Bad Vilbel. Die Erich-Glück-Stiftung wurde im Namen des früheren Bad Vilbeler Bürgermeisters gegründet, um älteren Menschen finanziell unter die Arme zu greifen. Doch bei den derzeitigen Niedrigzinsen vermehrt sich das Kapital der Stiftung von gut einer halben Million Euro nicht gerade rasant.
„An Einnahmen sind deswegen derzeit nur die Mieteinnahmen aus Glücks früherem Wohnhaus zu nennen“, leitet Stadtwerke-Chef Klaus Minkel (CDU) einen Vorschlag des Magistrats ein, den auch Bürgermeister Thomas Stöhr als „doppelten Gewinn“ bezeichnet. Denn die Stiftung erhält nun zwei Prozent an fünf Immobilien der Eigenbetriebe der Stadtwerke. Es handelt sich um die Liegenschaft, in der WT Systems untergebracht ist, das Brückencafé über der Nidda, das Lokal in der neuen Halle auf dem Heilsberg, das Woolworth-Gebäude und das Rathaus ohne die dortige Kantine. Die Stadt erhält im Gegenzug das Kapital der von der Stadt verwalteten Stiftung und zwei Prozent des früheren Wohnhauses von Erich Glück.

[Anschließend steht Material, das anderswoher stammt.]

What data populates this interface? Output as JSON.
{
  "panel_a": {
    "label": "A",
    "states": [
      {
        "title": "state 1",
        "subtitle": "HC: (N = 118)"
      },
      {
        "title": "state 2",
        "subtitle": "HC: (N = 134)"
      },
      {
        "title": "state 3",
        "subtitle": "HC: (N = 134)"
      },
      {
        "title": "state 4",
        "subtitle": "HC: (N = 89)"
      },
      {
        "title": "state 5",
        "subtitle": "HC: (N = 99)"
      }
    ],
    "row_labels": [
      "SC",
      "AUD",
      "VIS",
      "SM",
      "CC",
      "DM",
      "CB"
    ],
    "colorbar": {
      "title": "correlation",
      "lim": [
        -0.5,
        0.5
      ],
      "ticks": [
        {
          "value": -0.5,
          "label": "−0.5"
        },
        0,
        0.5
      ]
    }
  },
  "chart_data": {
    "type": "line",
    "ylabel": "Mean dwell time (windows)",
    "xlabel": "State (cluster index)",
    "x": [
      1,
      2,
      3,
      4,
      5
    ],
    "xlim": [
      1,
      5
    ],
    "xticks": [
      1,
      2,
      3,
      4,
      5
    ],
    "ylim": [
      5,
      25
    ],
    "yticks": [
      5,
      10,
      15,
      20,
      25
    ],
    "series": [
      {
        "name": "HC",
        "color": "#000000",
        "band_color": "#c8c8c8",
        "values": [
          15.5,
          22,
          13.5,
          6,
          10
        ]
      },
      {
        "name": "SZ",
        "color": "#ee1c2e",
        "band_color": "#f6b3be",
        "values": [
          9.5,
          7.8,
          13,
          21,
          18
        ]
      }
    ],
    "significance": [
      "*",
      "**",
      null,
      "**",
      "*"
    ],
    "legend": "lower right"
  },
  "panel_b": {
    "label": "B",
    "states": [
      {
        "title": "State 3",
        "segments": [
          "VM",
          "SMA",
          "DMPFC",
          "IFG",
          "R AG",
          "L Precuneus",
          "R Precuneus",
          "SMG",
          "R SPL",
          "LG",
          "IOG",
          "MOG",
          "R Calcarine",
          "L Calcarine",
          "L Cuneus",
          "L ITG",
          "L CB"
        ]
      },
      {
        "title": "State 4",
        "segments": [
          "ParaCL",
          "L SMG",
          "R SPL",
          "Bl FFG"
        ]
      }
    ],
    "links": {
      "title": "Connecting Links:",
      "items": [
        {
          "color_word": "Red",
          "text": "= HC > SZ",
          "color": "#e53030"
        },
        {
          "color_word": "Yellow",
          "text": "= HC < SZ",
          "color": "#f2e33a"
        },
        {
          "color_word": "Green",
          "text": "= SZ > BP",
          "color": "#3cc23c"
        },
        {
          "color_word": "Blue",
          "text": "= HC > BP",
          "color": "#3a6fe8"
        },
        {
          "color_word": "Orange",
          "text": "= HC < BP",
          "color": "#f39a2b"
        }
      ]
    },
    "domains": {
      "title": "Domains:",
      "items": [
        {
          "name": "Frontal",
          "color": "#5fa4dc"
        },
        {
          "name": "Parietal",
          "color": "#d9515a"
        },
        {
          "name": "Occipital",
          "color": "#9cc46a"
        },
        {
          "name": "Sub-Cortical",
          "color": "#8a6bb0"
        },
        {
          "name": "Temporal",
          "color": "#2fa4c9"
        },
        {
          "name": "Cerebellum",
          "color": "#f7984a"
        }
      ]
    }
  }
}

Durch diesen Schachzug fallen jene fünf Gebäude in Gänze aus dem gewerblichen und somit steuerpflichtigen Bereich des Eigenbetriebes. „Es ist aber kein Steuersparmodell, da alles im öffentlichen Bereich verbleibt. Und es kommt alles Bad Vilbeler Bürgern zugute“, beugt Minkel möglicher Kritik gleich vor.
Opposition hat Fragen
Und die kommt auch. „Es stehen Fragen offen, auf die wir noch immer keine Antwort bekommen haben“, bezieht sich etwa SPD-Fraktionschef Christian Kühl auf eine Diskussion zu diesem Thema im Haupt- und Finanzausschuss eine Woche zuvor. So werde nirgends über die neue Gesellschaft, die aus diesem „Kauftausch“ hervorgehe, berichtet, das Konstrukt bleibe völlig im Nebel. „Alle Informationen muss man Ihnen aus der Nase ziehen“, ärgert sich Kühl über Minkels spärliche Informationspolitik.
„Nicht redlich“ findet auch Grünen-Sprecher Jens Matthias die Vorgehensweise. Dass die Stadt Bad Vilbeler Bürgern helfen wolle, sei durchaus löblich. Aber von der Satzung der Stiftung sei in der Vorlage nichts zu lesen. Zweck der Stiftung ist es, „christlich gesonnenen, armen Bad Vilbeler Bürgern in ihrer Not helfen“.
Auch das Verschweigen der Summen, um die es geht, ist für Matthias nicht tragbar. Schließlich nennt er sie selbst. Es gehe um 60 000 Euro, die die Stadt weniger an Gewerbesteuer einnehme. Davon müsste sie rund zwei Drittel als Kreis- und Schulumlage nach Friedberg weiterleiten.
Erlöse steigen an
Die Stiftung hingegen nehme durch die Anteile etwa 7000 Euro pro Jahr ein, schätzt Matthias. „Können wir nicht einfach 7000 bis 10 000 Euro in den Haushalt einstellen?“, fragt er.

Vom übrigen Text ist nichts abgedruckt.